Failure analysis of a loader hydraulic cylinder and its end cap structure improvement

Abstract

With the rapid development in the manufacturing sector, lightweight manufacturing has become an inevitable trend. However, achieving lightweight engineering machinery requires the structural redesign of most internal components, including the hydraulic cylinders in hydraulic systems. When evaluating the lifespan of redesigned loader hydraulic cylinders using simulated pulse experiments, it was evident that the fillet weld between the connecting end cap and cylinder barrel failed and fractured before reaching its full lifespan.

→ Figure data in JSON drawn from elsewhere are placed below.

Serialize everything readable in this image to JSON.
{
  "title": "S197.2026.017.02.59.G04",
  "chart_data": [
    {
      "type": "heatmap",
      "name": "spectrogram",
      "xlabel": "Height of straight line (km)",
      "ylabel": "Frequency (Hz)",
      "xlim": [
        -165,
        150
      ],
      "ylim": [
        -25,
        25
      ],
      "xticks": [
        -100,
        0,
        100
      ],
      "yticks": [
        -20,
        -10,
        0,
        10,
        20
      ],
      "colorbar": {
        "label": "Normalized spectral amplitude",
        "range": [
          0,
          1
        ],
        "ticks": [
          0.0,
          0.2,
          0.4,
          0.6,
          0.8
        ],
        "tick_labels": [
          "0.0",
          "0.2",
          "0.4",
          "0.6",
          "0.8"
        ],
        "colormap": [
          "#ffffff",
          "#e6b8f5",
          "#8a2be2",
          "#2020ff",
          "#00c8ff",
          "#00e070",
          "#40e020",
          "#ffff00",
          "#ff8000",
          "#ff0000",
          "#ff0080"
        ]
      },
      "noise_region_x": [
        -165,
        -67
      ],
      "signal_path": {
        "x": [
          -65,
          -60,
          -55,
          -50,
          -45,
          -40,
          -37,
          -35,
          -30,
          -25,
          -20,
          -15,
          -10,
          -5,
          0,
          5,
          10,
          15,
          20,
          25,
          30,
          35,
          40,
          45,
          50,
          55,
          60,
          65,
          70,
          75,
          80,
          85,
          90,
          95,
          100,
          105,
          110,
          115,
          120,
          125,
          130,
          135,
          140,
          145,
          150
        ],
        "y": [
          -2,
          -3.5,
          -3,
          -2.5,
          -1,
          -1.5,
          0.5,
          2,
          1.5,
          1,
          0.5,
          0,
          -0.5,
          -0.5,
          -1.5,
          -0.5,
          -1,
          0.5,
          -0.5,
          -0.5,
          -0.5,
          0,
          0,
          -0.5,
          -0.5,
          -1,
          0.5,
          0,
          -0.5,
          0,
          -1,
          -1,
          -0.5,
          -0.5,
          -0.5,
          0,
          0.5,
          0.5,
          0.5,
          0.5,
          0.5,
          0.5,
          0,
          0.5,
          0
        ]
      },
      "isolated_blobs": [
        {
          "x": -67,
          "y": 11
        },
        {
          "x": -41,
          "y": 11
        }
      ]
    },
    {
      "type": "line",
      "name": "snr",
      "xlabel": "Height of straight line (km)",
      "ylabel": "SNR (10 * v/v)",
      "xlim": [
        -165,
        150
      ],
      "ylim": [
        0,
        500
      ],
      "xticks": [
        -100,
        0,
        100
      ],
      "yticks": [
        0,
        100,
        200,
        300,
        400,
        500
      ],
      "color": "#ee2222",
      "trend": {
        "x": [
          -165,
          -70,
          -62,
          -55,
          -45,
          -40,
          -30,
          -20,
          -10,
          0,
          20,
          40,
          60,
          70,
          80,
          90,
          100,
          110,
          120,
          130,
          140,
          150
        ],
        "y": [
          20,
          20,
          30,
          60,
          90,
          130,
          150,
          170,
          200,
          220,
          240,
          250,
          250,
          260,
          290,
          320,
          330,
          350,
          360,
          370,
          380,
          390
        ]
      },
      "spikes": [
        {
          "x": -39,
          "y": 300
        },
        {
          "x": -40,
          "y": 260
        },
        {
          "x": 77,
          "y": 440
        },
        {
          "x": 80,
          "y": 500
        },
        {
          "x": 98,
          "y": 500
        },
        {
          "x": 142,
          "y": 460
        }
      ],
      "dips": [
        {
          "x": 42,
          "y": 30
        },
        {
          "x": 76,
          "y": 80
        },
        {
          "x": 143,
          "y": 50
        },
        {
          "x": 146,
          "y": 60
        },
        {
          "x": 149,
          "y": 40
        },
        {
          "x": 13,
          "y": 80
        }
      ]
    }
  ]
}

Consequently, in order to assess the failure conditions of the loader hydraulic cylinder, the generation and extension of the failure cracks were explored using methods such as macroscopic fracturing, hardness testing, metallographic analysis, inclusion component analysis, and finite element analysis. During this process, the end cap structure of hydraulic cylinder was improved using finite element analysis. The results showed that the presence of numerous coarse spherical carbides at the tip of the weld cracks and the formation of dislocation tangles around the carbides, resulting in high stress concentrations and accelerated fatigue crack propagation. Additionally, the specific welding-joint structure of the hydraulic cylinder, resulting in high stress concentrations and accelerated fatigue crack initiation at the weld. After improving the hydraulic-cylinder end cap structure using finite element analysis, the fatigue life of the hydraulic cylinder was improved. This work provides a theoretical basis for the design and manufacture of lightweight and high-life hydraulic cylinders.